Will not overwrite existing notes — changed: false in the output means the note already existed and was left untouched.


Simple operation wrappers

These are thin state docs that wrap a single action, providing named flow access to every store operation.

.state/put

Params: content, uri, id, tags, summary, queue_background_tasks Actions: .state/assess (subflow), then put. Output: {"id": "..."}

Calls the assessment policy gate before writing. Assessment directives can rewrite any field (e.g., replacing content with a malicious-URL explanation). The put action receives the assessed values, not the original params.

.state/tag

Params: id (single item) or items (list from search results), tags Action: tag — applies explicit tags to one or more items. Output: {"count": N, "ids": [...]}

.state/delete

Params: id Action: delete — permanently removes an item. Output: {"deleted": "id"}

.state/move

Params: name (target ID), source (default: "now"), tags (filter), only_current Action: move — extracts matching versions from source into target. Output: {"id": "...", "summary": "..."}

The wrapper forwards params.source (not params.source_id) — see keep/data/system/state-move.md. The Python API method kp.move() keeps the historical source_id= keyword for the same field.

.state/stats

Params: top_k (default: 10) Action: stats — computes store profile for query planning. Output: {"total": N, "tags": {...}, "all_tags": [...], "dates": {...}, "structure": {...}}

See FLOW-ACTIONS.md for detailed output shapes.


Extending state docs

Fragments

You can add processing steps to any state doc without editing the original. Create a child note under the state doc's path:

# Add a custom step to after-write
keep put --id .state/after-write/obsidian-links 'rules:
  - when: "item.content_type == '\''text/markdown'\''"
    id: obsidian-links
    do: extract_links
    with:
      tag: references
      create_targets: "true"'

Child fragments are discovered automatically and merged into the base doc. Each fragment has a rules: list (same syntax as a full state doc) and an optional order: field.

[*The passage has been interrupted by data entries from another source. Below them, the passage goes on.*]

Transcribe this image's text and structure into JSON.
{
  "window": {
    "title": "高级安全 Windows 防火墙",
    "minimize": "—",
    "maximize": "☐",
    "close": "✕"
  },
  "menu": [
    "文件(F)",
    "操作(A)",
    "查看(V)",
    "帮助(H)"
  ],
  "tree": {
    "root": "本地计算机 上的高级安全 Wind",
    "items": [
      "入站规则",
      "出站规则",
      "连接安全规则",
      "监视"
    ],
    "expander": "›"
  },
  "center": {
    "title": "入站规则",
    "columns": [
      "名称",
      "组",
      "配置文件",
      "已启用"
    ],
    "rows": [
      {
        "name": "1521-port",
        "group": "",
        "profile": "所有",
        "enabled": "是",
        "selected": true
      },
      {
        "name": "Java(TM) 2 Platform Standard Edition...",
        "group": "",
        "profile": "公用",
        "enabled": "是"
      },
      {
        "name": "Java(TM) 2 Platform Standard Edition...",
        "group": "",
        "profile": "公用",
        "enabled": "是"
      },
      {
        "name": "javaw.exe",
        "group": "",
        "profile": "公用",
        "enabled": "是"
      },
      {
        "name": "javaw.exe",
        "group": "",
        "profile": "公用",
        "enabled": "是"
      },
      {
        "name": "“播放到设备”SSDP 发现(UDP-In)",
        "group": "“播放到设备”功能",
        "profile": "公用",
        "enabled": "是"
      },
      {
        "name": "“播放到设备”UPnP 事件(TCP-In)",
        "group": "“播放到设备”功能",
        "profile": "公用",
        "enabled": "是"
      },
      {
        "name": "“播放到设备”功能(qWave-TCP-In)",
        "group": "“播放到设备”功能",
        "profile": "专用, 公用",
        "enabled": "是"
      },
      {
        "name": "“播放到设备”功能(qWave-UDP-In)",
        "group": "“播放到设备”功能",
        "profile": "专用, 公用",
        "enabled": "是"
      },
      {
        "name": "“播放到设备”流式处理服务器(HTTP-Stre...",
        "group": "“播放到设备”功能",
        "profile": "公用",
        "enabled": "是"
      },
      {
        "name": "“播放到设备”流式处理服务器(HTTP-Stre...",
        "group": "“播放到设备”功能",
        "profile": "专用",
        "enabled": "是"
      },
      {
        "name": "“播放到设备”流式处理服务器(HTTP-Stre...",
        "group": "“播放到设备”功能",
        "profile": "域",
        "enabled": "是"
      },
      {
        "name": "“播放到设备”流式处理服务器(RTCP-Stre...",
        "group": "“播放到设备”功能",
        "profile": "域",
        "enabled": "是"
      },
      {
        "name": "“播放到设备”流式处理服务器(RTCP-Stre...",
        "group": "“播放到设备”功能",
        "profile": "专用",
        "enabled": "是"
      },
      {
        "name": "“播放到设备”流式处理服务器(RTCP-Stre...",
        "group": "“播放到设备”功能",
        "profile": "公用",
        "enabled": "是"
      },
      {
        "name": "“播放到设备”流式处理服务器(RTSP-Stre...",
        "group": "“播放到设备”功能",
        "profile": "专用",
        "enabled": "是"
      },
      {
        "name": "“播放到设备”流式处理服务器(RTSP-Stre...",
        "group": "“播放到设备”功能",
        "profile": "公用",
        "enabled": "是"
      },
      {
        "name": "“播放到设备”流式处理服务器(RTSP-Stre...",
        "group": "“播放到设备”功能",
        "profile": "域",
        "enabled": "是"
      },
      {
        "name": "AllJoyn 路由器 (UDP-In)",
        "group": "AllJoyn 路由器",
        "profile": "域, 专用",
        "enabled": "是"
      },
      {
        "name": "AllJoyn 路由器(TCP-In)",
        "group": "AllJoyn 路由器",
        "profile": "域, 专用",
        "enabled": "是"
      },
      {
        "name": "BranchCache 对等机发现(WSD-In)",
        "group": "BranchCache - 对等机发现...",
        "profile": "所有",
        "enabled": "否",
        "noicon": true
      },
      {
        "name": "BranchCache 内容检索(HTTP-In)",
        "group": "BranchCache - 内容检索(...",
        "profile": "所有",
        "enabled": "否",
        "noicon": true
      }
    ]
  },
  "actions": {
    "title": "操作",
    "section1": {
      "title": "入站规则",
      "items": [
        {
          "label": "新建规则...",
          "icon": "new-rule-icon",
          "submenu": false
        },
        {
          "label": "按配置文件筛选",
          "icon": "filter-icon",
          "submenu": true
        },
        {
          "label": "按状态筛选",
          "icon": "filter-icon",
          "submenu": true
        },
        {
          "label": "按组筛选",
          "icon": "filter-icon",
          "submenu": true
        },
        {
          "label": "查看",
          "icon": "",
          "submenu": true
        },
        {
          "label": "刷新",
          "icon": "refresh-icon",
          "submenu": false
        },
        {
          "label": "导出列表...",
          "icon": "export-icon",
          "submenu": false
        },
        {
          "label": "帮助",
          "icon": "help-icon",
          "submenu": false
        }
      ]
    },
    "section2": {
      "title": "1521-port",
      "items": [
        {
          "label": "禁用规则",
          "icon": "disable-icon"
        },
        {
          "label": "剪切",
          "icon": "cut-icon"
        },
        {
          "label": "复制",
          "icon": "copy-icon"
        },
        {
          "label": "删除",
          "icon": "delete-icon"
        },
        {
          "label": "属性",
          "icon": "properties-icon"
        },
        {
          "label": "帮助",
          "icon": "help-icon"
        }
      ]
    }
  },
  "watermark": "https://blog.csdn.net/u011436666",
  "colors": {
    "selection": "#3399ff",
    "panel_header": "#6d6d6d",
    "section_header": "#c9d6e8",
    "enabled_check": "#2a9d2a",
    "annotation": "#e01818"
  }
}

The base doc and the fragments under its path are loaded together — for example, state-after-write.md plus everything under state-after-write/.

Ordering

The order field controls where fragment rules are inserted:

ValueEffect
after (default)Appended after all base rules
beforePrepended before all base rules
after:{rule_id}Inserted after the named base rule
before:{rule_id}Inserted before the named base rule

For match: all pipelines (like after-write), order rarely matters — all rules run in parallel. For match: sequence pipelines, order determines execution position.

Enabling and disabling

Fragments are active by default. To disable one without deleting it:

keep tag .state/after-write/obsidian-links -t active=false   # disable
keep tag .state/after-write/obsidian-links -r active         # re-enable

Listing fragments

keep list .state/after-write/ --all

Shows all fragments with their tags, so active/inactive status is visible at a glance.


Editing state docs

State docs are regular keep notes. To edit one:

keep get .state/after-write          # View current content
keep edit .state/after-write         # Edit in $EDITOR
keep put ".state/after-write" ...    # Replace with new content
keep config --reset-system-docs      # Restore all defaults

Changes take effect on the next flow invocation. The built-in versions are compiled into keep as a fallback — if a state doc is missing from the store, the bundled version is used automatically.